Welcome to the first version of the RAG (Retrieval-Augmented Generation) application! You can try the application here. With this application, you can upload any PDF document, with a limit of 200 MB per file. You can upload as many PDFs as you'd like.
Once uploaded, you can engage in a chat-like interface to ask questions about the content of the documents. Whether you're querying about company policies and rules or seeking rules for a board game, you're in control.
To install the app scripts, follow these steps:
- Clone the repository to your local machine using the command:
git clone https://github.com/pr0fi7/RAG_for_any_file.git
- Ensure that you have the required dependencies installed by executing:
pip install -r requirements.txt
- Create a
.env
file with your OpenAI API key in the same directory:OPENAI_API_KEY = 'sk-hghghghhhfhfhffhhf'
RAG is a conversational model where you chat with a Language Model (LLM) that has been trained on a specific corpus of data. This allows for contextually relevant responses based on the provided data.
Here's a breakdown of the steps involved, as seen in app.py
:
-
Getting PDF Files: Upload PDF files which are combined into one big text chunk.
-
Text Preprocessing: The text chunk is split into smaller chunks for processing.
-
Creating Vector Store: A vector store is created to store embedded data and perform vector searches. The application uses Faiss for this, becaus it runs locally.
-
Conversational Retrieval Chain: The application utilizes a Conversational Retrieval Chain mechanism to provide answers based on the provided data. If you want to learn more about it here is the article to explore.
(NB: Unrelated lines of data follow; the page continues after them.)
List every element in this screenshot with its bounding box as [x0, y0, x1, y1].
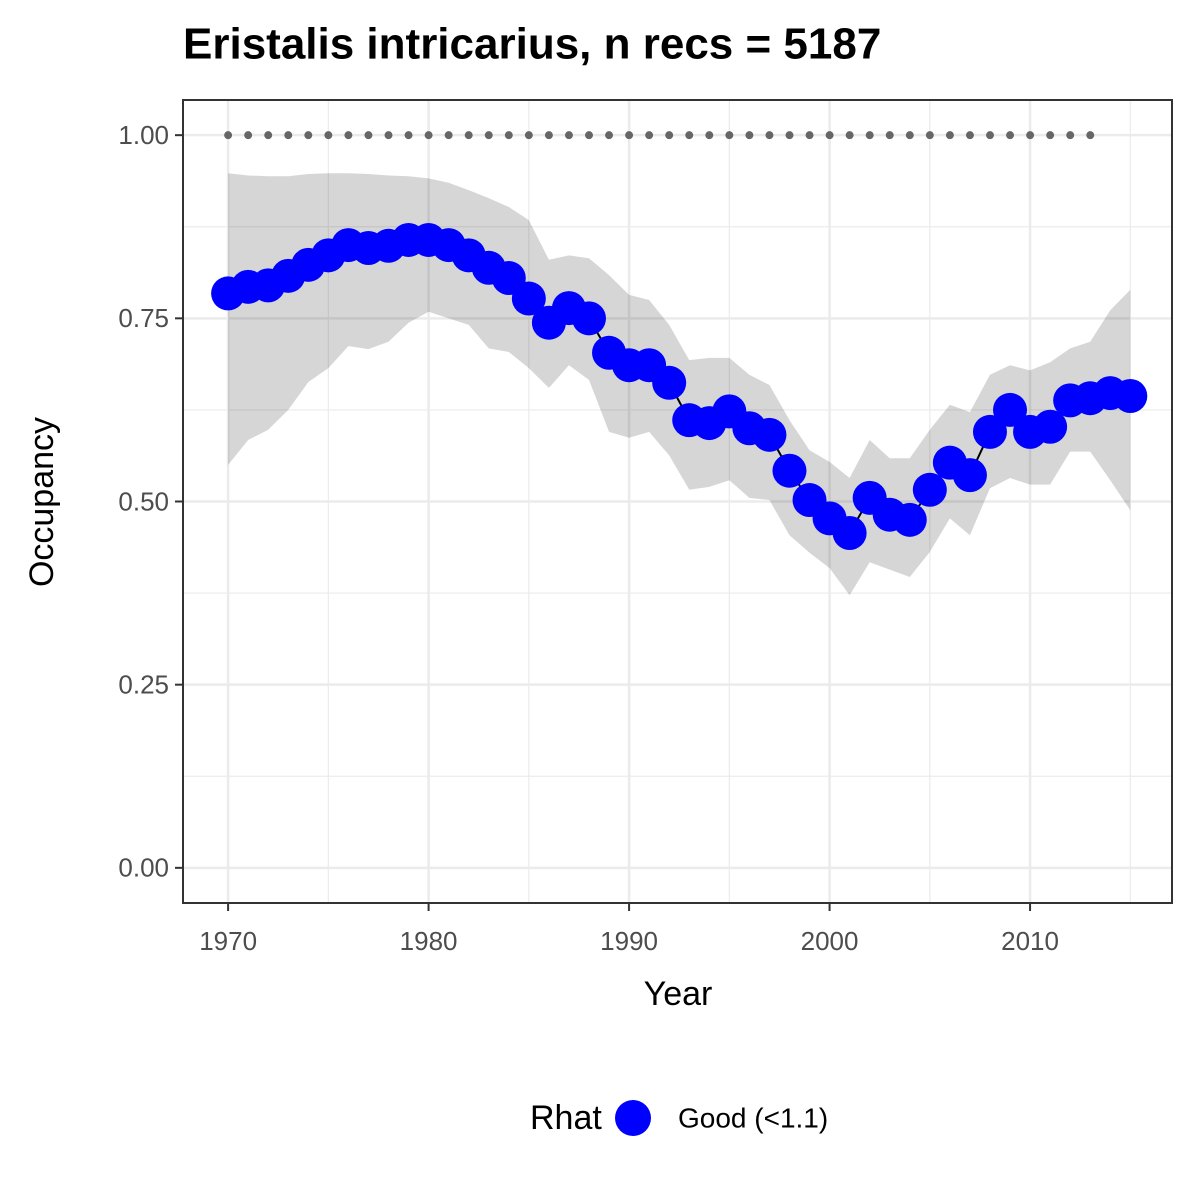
- point: [832, 516, 867, 551]
- point: [571, 301, 606, 336]
- point: [772, 453, 807, 488]
- y-tick-label: 0.50: [118, 486, 169, 516]
- legend-label: Good (<1.1): [678, 1102, 828, 1133]
- x-tick-label: 1990: [600, 926, 658, 956]
- point: [1113, 378, 1148, 413]
- point: [892, 502, 927, 537]
- y-tick-label: 0.00: [118, 853, 169, 883]
- point: [952, 458, 987, 493]
- legend-key: [615, 1100, 651, 1136]
- chart-title: Eristalis intricarius, n recs = 5187: [183, 20, 881, 69]
- y-tick-label: 0.75: [118, 303, 169, 333]
- plot-border: [182, 99, 1173, 904]
- point: [652, 365, 687, 400]
- legend-title: Rhat: [530, 1099, 602, 1137]
- point: [912, 472, 947, 507]
- y-axis-title: Occupancy: [23, 417, 61, 587]
- point: [1033, 409, 1068, 444]
- x-tick-label: 2000: [801, 926, 859, 956]
- x-tick-label: 2010: [1001, 926, 1059, 956]
- x-tick-label: 1970: [199, 926, 257, 956]
- point: [993, 392, 1028, 427]
- x-tick-label: 1980: [400, 926, 458, 956]
- point: [752, 417, 787, 452]
- y-tick-label: 0.25: [118, 670, 169, 700]
- y-tick-label: 1.00: [118, 120, 169, 150]
- point: [511, 281, 546, 316]
- x-axis-title: Year: [644, 975, 713, 1013]
- point: [972, 414, 1007, 449]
- Streamlit Integration: Everything is combined in Streamlit, providing a chat interface for user interaction. Custom HTML and CSS templates for chat styling can be found in
htmlTemplates.py
.
For future versions, the following improvements are planned:
- Ability to upload any type of document, not just PDFs.
- Prompt engineering to enhance performance.
- Consideration of alternative embedding tools, such as Instructor, which has better embeddins than OpenAi according to benchmarks.